Neto de Moura e o corporativismo dos juízes

O processo só na aparência é sobre denúncias caluniosas. Ele é, no seu âmago, um conflito de “estatutos” – e uma forma de pôr no lugar quatro GNR que se atreveram a enfrentar um “meritíssimo juiz”.

Na semana passada, o juiz Manuel Soares, presidente da Associação Sindical dos Juízes Portugueses (ASJP), escreveu no PÚBLICO um texto (“Os factos de uma história que se conta por aí”) em resposta a várias notícias e artigos sobre a vitória que o juiz Joaquim Neto de Moura obteve no Tribunal da Relação de Lisboa, num conflito que o opõe a quatro GNR que o apanharam a circular num carro sem matrícula, em 2012. Absolvidos em primeira instância, a Relação condenou os militares pelo crime de denúncia caluniosa e falsidade de testemunho. Escrevi sobre isso no artigo “Senhoras e senhores, o juiz Neto de Moura”.

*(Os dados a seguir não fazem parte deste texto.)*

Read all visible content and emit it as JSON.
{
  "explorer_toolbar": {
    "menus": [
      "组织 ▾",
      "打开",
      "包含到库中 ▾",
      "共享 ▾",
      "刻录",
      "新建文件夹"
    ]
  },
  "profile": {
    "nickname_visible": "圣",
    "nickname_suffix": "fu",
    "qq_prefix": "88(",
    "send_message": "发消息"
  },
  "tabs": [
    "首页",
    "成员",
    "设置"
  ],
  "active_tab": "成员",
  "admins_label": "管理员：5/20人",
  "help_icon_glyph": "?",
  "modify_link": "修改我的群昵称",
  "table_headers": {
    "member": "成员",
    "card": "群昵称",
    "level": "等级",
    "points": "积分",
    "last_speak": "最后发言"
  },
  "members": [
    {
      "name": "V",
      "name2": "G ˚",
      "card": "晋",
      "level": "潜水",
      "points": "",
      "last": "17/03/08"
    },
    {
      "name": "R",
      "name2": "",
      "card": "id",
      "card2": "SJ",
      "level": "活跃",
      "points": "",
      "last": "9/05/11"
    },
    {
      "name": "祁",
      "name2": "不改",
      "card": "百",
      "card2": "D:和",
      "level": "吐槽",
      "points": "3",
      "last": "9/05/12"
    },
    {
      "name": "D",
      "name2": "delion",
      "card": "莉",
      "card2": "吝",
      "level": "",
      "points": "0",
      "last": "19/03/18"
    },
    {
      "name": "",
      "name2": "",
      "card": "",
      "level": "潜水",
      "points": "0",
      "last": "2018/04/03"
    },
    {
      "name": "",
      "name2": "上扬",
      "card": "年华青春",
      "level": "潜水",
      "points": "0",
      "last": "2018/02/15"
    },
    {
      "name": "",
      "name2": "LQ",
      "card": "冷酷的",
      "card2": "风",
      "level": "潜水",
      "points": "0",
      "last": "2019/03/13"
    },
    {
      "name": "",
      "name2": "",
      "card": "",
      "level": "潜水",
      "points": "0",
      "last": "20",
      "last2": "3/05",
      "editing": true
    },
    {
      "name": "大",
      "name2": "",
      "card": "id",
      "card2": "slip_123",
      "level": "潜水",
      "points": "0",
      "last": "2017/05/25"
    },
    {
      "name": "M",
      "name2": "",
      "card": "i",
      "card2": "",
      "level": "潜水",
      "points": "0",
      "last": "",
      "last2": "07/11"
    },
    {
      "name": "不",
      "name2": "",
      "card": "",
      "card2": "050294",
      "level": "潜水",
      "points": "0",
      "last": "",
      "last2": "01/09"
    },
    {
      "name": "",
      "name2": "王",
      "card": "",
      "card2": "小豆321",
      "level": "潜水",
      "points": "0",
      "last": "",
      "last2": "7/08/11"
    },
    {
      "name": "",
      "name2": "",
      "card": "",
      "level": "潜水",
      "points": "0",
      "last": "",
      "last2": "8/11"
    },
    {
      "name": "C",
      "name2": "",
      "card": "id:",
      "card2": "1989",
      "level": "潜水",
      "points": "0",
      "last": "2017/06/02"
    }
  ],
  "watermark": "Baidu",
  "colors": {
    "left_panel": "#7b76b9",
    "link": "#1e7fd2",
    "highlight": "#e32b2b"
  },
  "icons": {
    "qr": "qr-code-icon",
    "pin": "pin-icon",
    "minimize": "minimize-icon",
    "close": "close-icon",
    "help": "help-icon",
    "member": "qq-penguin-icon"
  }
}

Um elogio: acho óptimo que o presidente da ASJP intervenha publicamente e tenha disponibilizado o acórdão no site da associação. No domínio da transparência, cinco estrelas. Quanto ao essencial do texto, não posso acompanhar as suas interpretações. Escreve Manuel Soares: “O juiz circulava sem matrícula por alguma razão esquisita? Não.” A razão não será esquisita: as placas tinham sido roubadas e dera conta disso à polícia. Mas continua a ser esquisito circular numa via pública sem elas. Escreve Manuel Soares: “O juiz desobedeceu e fugiu à polícia? Não.” Os militares afirmam que foi mandado parar e não parou; o juiz diz que não viu. O caso resume-se a isso. Não fosse o bate-boca que se seguiu e ninguém andaria a entupir tribunais com uma ocorrência ridícula. Ponto assente: a primeira ilegalidade foi cometida por Neto de Moura.

Escreve Manuel Soares: “Os militares da GNR apresentaram uma denúncia falsa e mentiram sob juramento, para que o juiz fosse punido disciplinarmente? Sim.” Essa é a conclusão (esticadíssima, diria eu) da Relação. A primeira instância achou diferente. Os militares vão recorrer. A decisão final compete ao Supremo. Escreve Manuel Soares: “O juiz da Relação de Lisboa tinha sido colega de trabalho do juiz queixoso? Sim. Neste caso, deu-lhe razão? Sim (em conjunto com outro juiz). Num caso anterior, que resultou dos mesmos acontecimentos, também lhe tinha dado razão? Não (em conjunto com outra juíza).” Pelos vistos, o presidente da ASJP acha normal um juiz desembargador, que assinou acórdãos com Neto de Moura, andar a decidir processos em que um colega está envolvido. É normal? Espero que não.

Por fim, escreve Manuel Soares: “Este caso tem alguma coisa a ver com o caso do acórdão muito comentado sobre violência doméstica, do mesmo juiz? Nada.” Discordo. O caso revela como um juiz pode ser protegido, mesmo quando a sua actuação revela uma escassez flagrante de bom senso. Leia-se o acórdão que a ASJP disponibilizou. A certa altura, os desembargadores escrevem: “Abra-se aqui um parêntese para frisar que o ressabiamento entre o arguido [um militar da GNR] e o ora assistente é de tal ordem que, mesmo em plena audiência de julgamento, aquele trata a julgadora como ‘meritíssima juíza’ e o assistente como ‘sr. Joaquim’, apesar de ter pleno conhecimento do seu estatuto profissional.”

Este parêntese é mais eloquente que todo o raciocínio jurídico exposto no acórdão, porque revela exemplarmente os preconceitos de quem o está a escrever. O processo só na aparência é sobre denúncias caluniosas. Ele é, no seu âmago, um conflito de “estatutos” – e uma forma de pôr no lugar quatro GNR que se atreveram a enfrentar um “meritíssimo juiz”. Não há melhor demonstração da lógica corporativa do que aquela frase ridícula. Seria excelente que o presidente da ASJP pudesse dizer-nos o que pensa sobre ela.